Christian Boudreau head shot

Christian Boudreau

Research Associate Professor, Statistics and Actuarial Science

Christian Boudreau

Before joining the University of Waterloo in June 2005, Professor Boudreau was a member of the Division of Biostatistics and of the Center for International Blood and Marrow Transplant Research (CIBMTR) at the Medical College of Wisconsin. He is still involved in collaborative projects on bone marrow research with people at the CIBMTR.

Professor Boudreau is the associate director of the Data Management Core (DMC). The DMC aims to ensure data quality and statistical support for the International Tobacco Control Policy Evaluation Survey. This survey is a longitudinal study of an international cohort of more than 10,000 smokers. The project is in collaboration with Professor Mary E. Thompson (Department of Statistics and Actuarial Science), Doctors Geoffrey T. Fong and David Hammond (Department of Psychology), Doctors K. Michael Cummings, Andrew Hyland, and Richard O'Connor (Roswell Park Cancer Institute, Buffalo, N.Y.), and other international researchers.

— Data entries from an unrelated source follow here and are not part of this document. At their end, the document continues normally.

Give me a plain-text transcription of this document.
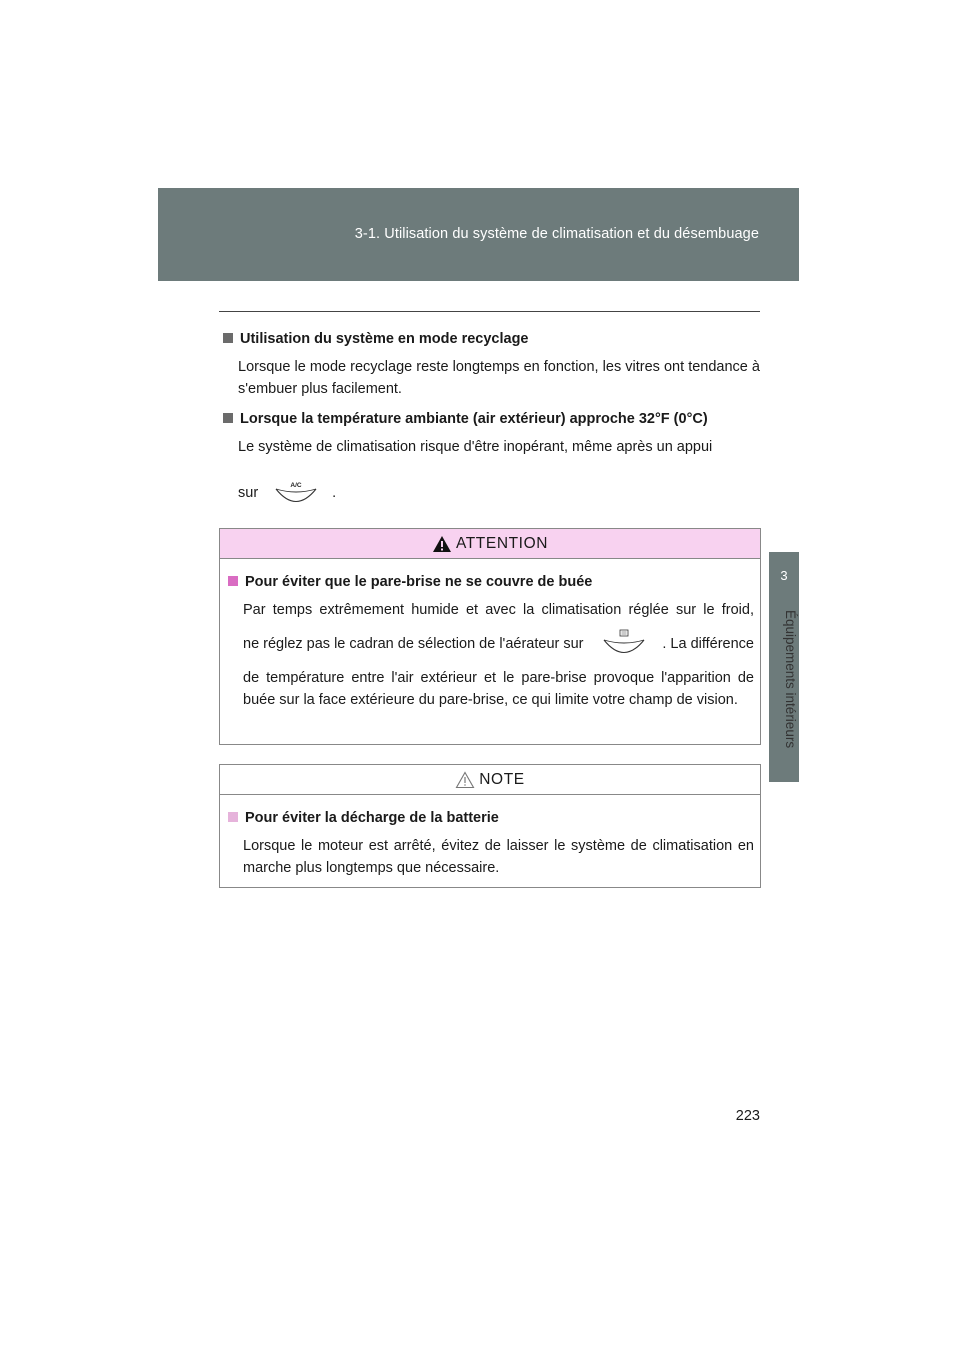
3-1. Utilisation du système de climatisation et du désembuage
3
Équipements intérieurs

Utilisation du système en mode recyclage

Lorsque le mode recyclage reste longtemps en fonction, les vitres ont tendance à s'embuer plus facilement.

Lorsque la température ambiante (air extérieur) approche 32°F (0°C)

Le système de climatisation risque d'être inopérant, même après un appui

sur	A/C .
ATTENTION

Pour éviter que le pare-brise ne se couvre de buée

Par temps extrêmement humide et avec la climatisation réglée sur le froid,

ne réglez pas le cadran de sélection de l'aérateur sur	. La différence

de température entre l'air extérieur et le pare-brise provoque l'apparition de buée sur la face extérieure du pare-brise, ce qui limite votre champ de vision.

NOTE

Pour éviter la décharge de la batterie

Lorsque le moteur est arrêté, évitez de laisser le système de climatisation en marche plus longtemps que nécessaire.

223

When it comes to research the focus of Professor Boudreau's work on longitudinal studies has been on developing methods for estimating spell durations and the effects of various covariates on these durations, when data are collected through large-scale longitudinal surveys. These methods are extensions of the Cox model and of the Breslow-Aalen estimator that adjust for correlation between observations belonging to the same cluster. Examples of applications include the duration of jobless spells in Statistics Canada's Survey of Labour and Income Dynamics, and the duration of spells without health care insurance and on different social programs in the U.S. Survey of Income and Program Participation.

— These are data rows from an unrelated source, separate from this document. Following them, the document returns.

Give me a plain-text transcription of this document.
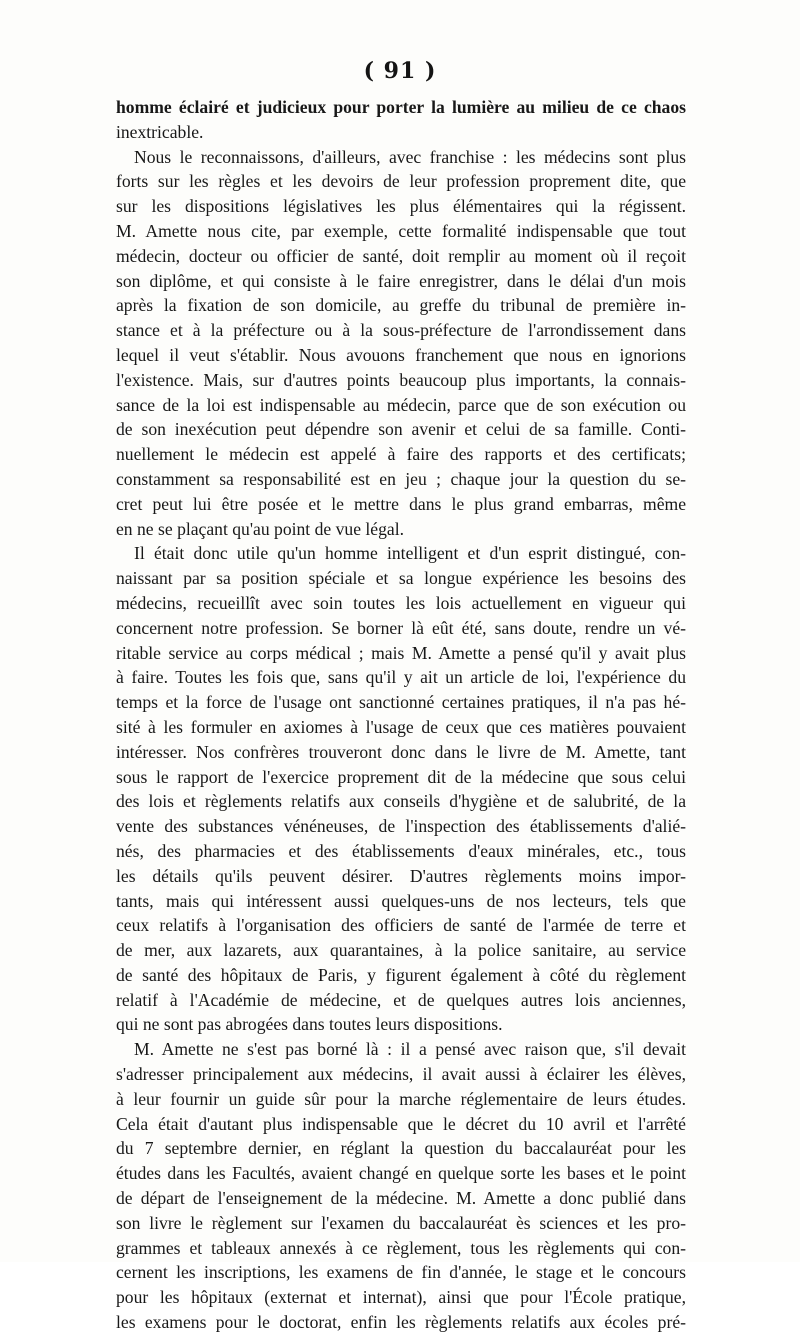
( 91 )
homme éclairé et judicieux pour porter la lumière au milieu de ce chaos
inextricable.
Nous le reconnaissons, d'ailleurs, avec franchise : les médecins sont plus
forts sur les règles et les devoirs de leur profession proprement dite, que
sur les dispositions législatives les plus élémentaires qui la régissent.
M. Amette nous cite, par exemple, cette formalité indispensable que tout
médecin, docteur ou officier de santé, doit remplir au moment où il reçoit
son diplôme, et qui consiste à le faire enregistrer, dans le délai d'un mois
après la fixation de son domicile, au greffe du tribunal de première in-
stance et à la préfecture ou à la sous-préfecture de l'arrondissement dans
lequel il veut s'établir. Nous avouons franchement que nous en ignorions
l'existence. Mais, sur d'autres points beaucoup plus importants, la connais-
sance de la loi est indispensable au médecin, parce que de son exécution ou
de son inexécution peut dépendre son avenir et celui de sa famille. Conti-
nuellement le médecin est appelé à faire des rapports et des certificats;
constamment sa responsabilité est en jeu ; chaque jour la question du se-
cret peut lui être posée et le mettre dans le plus grand embarras, même
en ne se plaçant qu'au point de vue légal.
Il était donc utile qu'un homme intelligent et d'un esprit distingué, con-
naissant par sa position spéciale et sa longue expérience les besoins des
médecins, recueillît avec soin toutes les lois actuellement en vigueur qui
concernent notre profession. Se borner là eût été, sans doute, rendre un vé-
ritable service au corps médical ; mais M. Amette a pensé qu'il y avait plus
à faire. Toutes les fois que, sans qu'il y ait un article de loi, l'expérience du
temps et la force de l'usage ont sanctionné certaines pratiques, il n'a pas hé-
sité à les formuler en axiomes à l'usage de ceux que ces matières pouvaient
intéresser. Nos confrères trouveront donc dans le livre de M. Amette, tant
sous le rapport de l'exercice proprement dit de la médecine que sous celui
des lois et règlements relatifs aux conseils d'hygiène et de salubrité, de la
vente des substances vénéneuses, de l'inspection des établissements d'alié-
nés, des pharmacies et des établissements d'eaux minérales, etc., tous
les détails qu'ils peuvent désirer. D'autres règlements moins impor-
tants, mais qui intéressent aussi quelques-uns de nos lecteurs, tels que
ceux relatifs à l'organisation des officiers de santé de l'armée de terre et
de mer, aux lazarets, aux quarantaines, à la police sanitaire, au service
de santé des hôpitaux de Paris, y figurent également à côté du règlement
relatif à l'Académie de médecine, et de quelques autres lois anciennes,
qui ne sont pas abrogées dans toutes leurs dispositions.
M. Amette ne s'est pas borné là : il a pensé avec raison que, s'il devait
s'adresser principalement aux médecins, il avait aussi à éclairer les élèves,
à leur fournir un guide sûr pour la marche réglementaire de leurs études.
Cela était d'autant plus indispensable que le décret du 10 avril et l'arrêté
du 7 septembre dernier, en réglant la question du baccalauréat pour les
études dans les Facultés, avaient changé en quelque sorte les bases et le point
de départ de l'enseignement de la médecine. M. Amette a donc publié dans
son livre le règlement sur l'examen du baccalauréat ès sciences et les pro-
grammes et tableaux annexés à ce règlement, tous les règlements qui con-
cernent les inscriptions, les examens de fin d'année, le stage et le concours
pour les hôpitaux (externat et internat), ainsi que pour l'École pratique,
les examens pour le doctorat, enfin les règlements relatifs aux écoles pré-
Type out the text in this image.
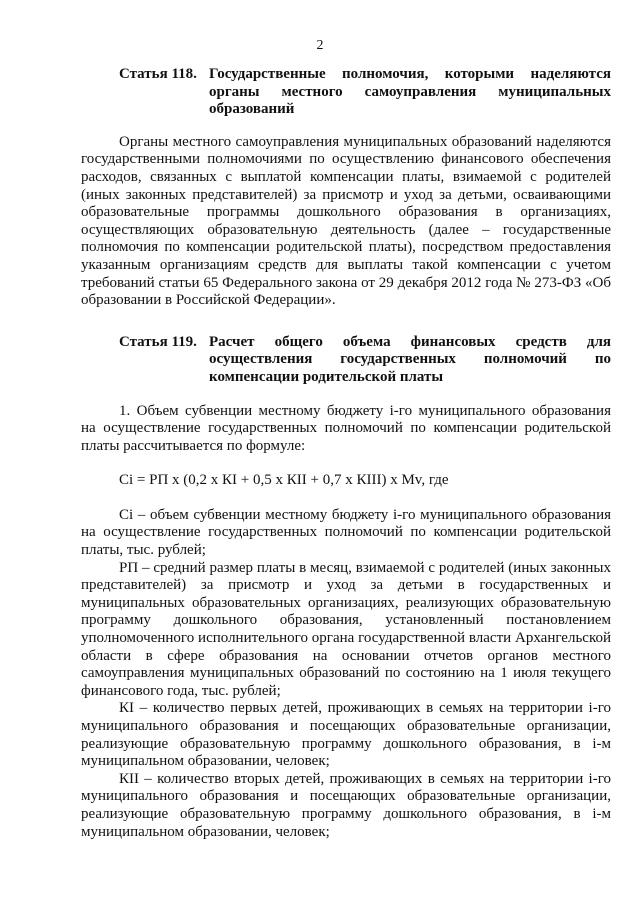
2
Статья 118. Государственные полномочия, которыми наделяются органы местного самоуправления муниципальных образований

Органы местного самоуправления муниципальных образований наделяются государственными полномочиями по осуществлению финансового обеспечения расходов, связанных с выплатой компенсации платы, взимаемой с родителей (иных законных представителей) за присмотр и уход за детьми, осваивающими образовательные программы дошкольного образования в организациях, осуществляющих образовательную деятельность (далее – государственные полномочия по компенсации родительской платы), посредством предоставления указанным организациям средств для выплаты такой компенсации с учетом требований статьи 65 Федерального закона от 29 декабря 2012 года № 273-ФЗ «Об образовании в Российской Федерации».

Статья 119. Расчет общего объема финансовых средств для осуществления государственных полномочий по компенсации родительской платы

1. Объем субвенции местному бюджету i-го муниципального образования на осуществление государственных полномочий по компенсации родительской платы рассчитывается по формуле:

Сi = РП х (0,2 х КI + 0,5 х КII + 0,7 х КIII) х Мv, где

Сi – объем субвенции местному бюджету i-го муниципального образования на осуществление государственных полномочий по компенсации родительской платы, тыс. рублей;

РП – средний размер платы в месяц, взимаемой с родителей (иных законных представителей) за присмотр и уход за детьми в государственных и муниципальных образовательных организациях, реализующих образовательную программу дошкольного образования, установленный постановлением уполномоченного исполнительного органа государственной власти Архангельской области в сфере образования на основании отчетов органов местного самоуправления муниципальных образований по состоянию на 1 июля текущего финансового года, тыс. рублей;

КI – количество первых детей, проживающих в семьях на территории i-го муниципального образования и посещающих образовательные организации, реализующие образовательную программу дошкольного образования, в i-м муниципальном образовании, человек;

КII – количество вторых детей, проживающих в семьях на территории i-го муниципального образования и посещающих образовательные организации, реализующие образовательную программу дошкольного образования, в i-м муниципальном образовании, человек;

Professor Boudreau has been the leading statistician on various medical research projects on the time to relapse and the time to death following a blood or bone marrow transplant. Such medical procedures rebuild the patient's white blood cells after their destruction by intensive chemotherapy and/or radiation treatment used to kill cancerous cells. The goal of this research is to understand and to estimate, usually by fitting Cox models, the effects of various prognostic factors on these times to events after transplantation.